CD Kaotoxin Records 01.01.2015
  4 / 10

Prolog: Für Brutal Death Metal bin ich eigentlich der falsche Reviewer.....
...ich kenne auch überhaupt keine Brutal Death Metal Band, weil mir dieses Subgenre überhaupt nicht zusagt. Aber was ist Brutal Death Metal überhaupt ? Also habe ich erst einmal das Internet befragt. Brutal Death Metal ist ein Begriff zur Unterscheidung von anderen Death-Metal-Strömungen (so so, hätte ich ja nie erwartet ;-) ). Typische Merkmale sind tiefe, oft extrem schwer verständliche Growls, viele Blastbeats und sehr tief gestimmte Saiteninstrumente. Als Begründer dieses Genres gilt oft die aus New York stammende Band SUFFOCATION (noch nie etwas von gehört). Viele Brutal-Death-Metal-Bands spielen technisch sehr anspruchsvollen Death Metal [neben SUFFOCATION zum Beispiel ORIGIN (auch noch nie etwas von gehört)], aber das trifft nicht auf jede Band zu. Auch DEVOURMENT (*Schulterzuck*) werden oft diesem Genre zugeordnet, da die Unterscheidung zwischen Slam Death Metal und Brutal Death Metal sehr schwerfällt.
So da sind wir jetzt alle aufgeklärt ;-)
Und trotzdem stehe ich ingeniös mit leeren Händen da. :-(
Aber ich bin ja neugierig und es gibt ja auch gute "Melodic" Death Metal Bands, wie IN FLAMES, KILLSWITCH ENGAGE, AMON AMARTH und HEAVEN SHALL BURN, also habe ich mich auch mal an dieses "Brutal" gewagt. Das Intro der Pariser Band und auch die ersten 30 Sekunden des ersten Songs "Genesis Of Void" waren Death Metal mäßig gut, aber das war´s dann auch schon für mich, als bekennender NICHT Brutal Death Metal Anhänger. Denn der growlinghafte Gesang von Mathieu gefällt mir gar nicht, da ziehe ich THEATRE OF TRAGEDY und AMON AMARTH aber 100x vor. Und nach weiteren 60 Sekunden knallt mir das erste mal so richtig die Blastbeats in die Fresse (knapp ein verdammt lange Minute lang). Nichts gegen Double Bass, aber wenn die Fußmaschine schneller als ein Maschinengewehr hämmert, dann wirkt es nicht nur künstlich (> 1000 bpm das schafft doch kein Mensch) sondern hört sich auch noch sch.... an !

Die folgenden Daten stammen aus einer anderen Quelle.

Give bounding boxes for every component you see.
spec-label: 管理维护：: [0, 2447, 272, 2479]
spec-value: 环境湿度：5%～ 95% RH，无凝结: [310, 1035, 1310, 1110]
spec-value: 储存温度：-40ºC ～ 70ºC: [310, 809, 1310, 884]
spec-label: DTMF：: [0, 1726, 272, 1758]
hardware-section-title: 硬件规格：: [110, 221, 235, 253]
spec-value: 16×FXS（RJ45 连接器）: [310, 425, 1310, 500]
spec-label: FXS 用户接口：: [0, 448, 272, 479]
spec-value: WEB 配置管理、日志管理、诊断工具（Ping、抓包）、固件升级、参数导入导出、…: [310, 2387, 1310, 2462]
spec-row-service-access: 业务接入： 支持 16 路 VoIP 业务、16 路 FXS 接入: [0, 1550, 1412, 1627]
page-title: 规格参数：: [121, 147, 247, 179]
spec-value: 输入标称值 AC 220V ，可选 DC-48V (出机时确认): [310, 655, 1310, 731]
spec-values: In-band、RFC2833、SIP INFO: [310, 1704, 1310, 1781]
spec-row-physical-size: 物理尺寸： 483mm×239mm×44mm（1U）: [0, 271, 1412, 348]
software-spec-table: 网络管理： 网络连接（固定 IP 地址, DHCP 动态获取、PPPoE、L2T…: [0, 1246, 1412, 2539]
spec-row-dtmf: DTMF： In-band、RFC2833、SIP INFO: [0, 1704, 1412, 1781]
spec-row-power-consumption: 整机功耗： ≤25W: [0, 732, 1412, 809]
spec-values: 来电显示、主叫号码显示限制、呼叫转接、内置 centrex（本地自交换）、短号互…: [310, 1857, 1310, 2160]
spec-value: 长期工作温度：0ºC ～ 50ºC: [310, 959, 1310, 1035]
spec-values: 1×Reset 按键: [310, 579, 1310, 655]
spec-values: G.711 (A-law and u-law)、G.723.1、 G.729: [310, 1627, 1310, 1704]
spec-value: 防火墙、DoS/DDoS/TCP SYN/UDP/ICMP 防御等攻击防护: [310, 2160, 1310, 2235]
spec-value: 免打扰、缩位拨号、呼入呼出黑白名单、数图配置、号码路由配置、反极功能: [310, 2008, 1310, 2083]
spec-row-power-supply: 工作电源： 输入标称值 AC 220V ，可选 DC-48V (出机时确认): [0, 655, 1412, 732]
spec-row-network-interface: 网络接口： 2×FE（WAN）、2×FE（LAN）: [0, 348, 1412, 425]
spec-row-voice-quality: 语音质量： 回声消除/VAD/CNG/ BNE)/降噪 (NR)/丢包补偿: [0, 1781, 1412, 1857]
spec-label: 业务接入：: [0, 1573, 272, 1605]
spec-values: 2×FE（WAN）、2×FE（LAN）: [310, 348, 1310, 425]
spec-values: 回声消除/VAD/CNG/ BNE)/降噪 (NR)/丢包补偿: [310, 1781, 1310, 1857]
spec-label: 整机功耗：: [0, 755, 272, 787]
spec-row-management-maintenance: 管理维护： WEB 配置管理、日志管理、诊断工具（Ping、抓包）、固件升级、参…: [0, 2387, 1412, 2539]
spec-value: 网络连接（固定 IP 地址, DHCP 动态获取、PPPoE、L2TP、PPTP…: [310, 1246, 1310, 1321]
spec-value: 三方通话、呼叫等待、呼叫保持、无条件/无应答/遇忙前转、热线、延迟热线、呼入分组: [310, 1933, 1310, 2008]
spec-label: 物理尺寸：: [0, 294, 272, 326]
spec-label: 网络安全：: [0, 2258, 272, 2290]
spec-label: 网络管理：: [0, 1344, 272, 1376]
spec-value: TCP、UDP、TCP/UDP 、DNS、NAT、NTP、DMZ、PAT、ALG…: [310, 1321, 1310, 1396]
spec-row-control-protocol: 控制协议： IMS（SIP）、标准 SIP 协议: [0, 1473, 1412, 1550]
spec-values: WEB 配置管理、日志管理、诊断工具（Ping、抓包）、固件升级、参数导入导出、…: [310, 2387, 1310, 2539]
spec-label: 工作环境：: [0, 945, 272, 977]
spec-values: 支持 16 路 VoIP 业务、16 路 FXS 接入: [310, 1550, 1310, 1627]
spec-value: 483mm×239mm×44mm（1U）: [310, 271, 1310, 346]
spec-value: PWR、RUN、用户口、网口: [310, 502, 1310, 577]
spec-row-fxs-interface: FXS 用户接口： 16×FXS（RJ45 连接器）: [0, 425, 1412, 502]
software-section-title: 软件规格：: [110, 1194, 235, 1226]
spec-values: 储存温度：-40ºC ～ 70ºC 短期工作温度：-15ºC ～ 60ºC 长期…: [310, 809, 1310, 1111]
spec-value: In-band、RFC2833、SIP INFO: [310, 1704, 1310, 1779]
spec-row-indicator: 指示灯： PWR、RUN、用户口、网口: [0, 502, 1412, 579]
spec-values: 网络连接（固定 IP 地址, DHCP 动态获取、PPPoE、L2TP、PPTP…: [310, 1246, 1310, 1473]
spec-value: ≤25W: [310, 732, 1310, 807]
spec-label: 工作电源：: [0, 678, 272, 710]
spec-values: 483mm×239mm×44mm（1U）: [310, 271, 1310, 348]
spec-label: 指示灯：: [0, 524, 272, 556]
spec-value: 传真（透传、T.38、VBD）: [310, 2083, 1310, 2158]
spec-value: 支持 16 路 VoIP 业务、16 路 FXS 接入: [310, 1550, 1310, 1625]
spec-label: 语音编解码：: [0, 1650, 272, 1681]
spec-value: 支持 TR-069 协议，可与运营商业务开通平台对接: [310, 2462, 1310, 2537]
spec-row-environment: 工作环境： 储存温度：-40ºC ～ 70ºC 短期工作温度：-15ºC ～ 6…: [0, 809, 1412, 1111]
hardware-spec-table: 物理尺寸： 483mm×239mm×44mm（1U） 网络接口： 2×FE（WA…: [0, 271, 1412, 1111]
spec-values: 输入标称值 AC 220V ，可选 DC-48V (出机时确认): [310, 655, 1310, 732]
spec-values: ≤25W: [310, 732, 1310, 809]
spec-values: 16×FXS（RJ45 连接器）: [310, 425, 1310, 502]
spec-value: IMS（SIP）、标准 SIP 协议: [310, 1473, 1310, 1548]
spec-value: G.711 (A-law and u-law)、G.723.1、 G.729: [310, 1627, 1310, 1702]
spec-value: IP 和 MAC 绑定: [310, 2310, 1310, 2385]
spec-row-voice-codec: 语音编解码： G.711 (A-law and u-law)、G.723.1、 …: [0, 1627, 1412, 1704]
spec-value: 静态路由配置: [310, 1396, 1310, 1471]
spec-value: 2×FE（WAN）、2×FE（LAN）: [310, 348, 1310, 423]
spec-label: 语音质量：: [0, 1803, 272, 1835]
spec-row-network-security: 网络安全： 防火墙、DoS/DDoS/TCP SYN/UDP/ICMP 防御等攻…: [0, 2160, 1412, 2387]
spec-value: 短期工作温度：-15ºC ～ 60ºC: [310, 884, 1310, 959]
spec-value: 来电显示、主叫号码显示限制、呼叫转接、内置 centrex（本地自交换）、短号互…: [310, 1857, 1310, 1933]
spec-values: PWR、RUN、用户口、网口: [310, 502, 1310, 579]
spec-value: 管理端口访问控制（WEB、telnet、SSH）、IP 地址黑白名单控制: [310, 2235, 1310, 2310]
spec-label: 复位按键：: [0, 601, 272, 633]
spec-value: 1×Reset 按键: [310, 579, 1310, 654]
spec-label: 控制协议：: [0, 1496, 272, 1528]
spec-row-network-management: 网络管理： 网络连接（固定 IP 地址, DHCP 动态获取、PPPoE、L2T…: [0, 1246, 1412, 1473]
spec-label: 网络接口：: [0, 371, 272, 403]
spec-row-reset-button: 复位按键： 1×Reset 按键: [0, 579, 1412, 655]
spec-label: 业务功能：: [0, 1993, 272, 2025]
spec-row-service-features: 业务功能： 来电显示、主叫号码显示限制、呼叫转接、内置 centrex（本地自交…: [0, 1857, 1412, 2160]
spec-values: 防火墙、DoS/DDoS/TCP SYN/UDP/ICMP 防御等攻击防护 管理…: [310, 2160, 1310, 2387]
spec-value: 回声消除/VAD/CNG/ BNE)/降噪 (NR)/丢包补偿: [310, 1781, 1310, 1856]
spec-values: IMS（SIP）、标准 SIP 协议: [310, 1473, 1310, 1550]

Trotzdem habe ich mir das dritte Album der Franzosen 2-3x komplett angehört. Vom Sound und auch musikalisch (von diesen Blastbeats mal abgesehen) sind die 9 Songs incl. dem Intro eigentlich okay. Aber wie gesagt, ich bin kein Freund dieses Blastbeats und des Gesangs. Brutal Death Metal Fans werden aber sicherlich ihre Freude an den 35 Minuten von "Chronicles of Oblivion" haben.
Und einen Pluspunkt gibt es für das Booklet, das ist wirklich gelungen ohne übertrieben Pompös zu wirken!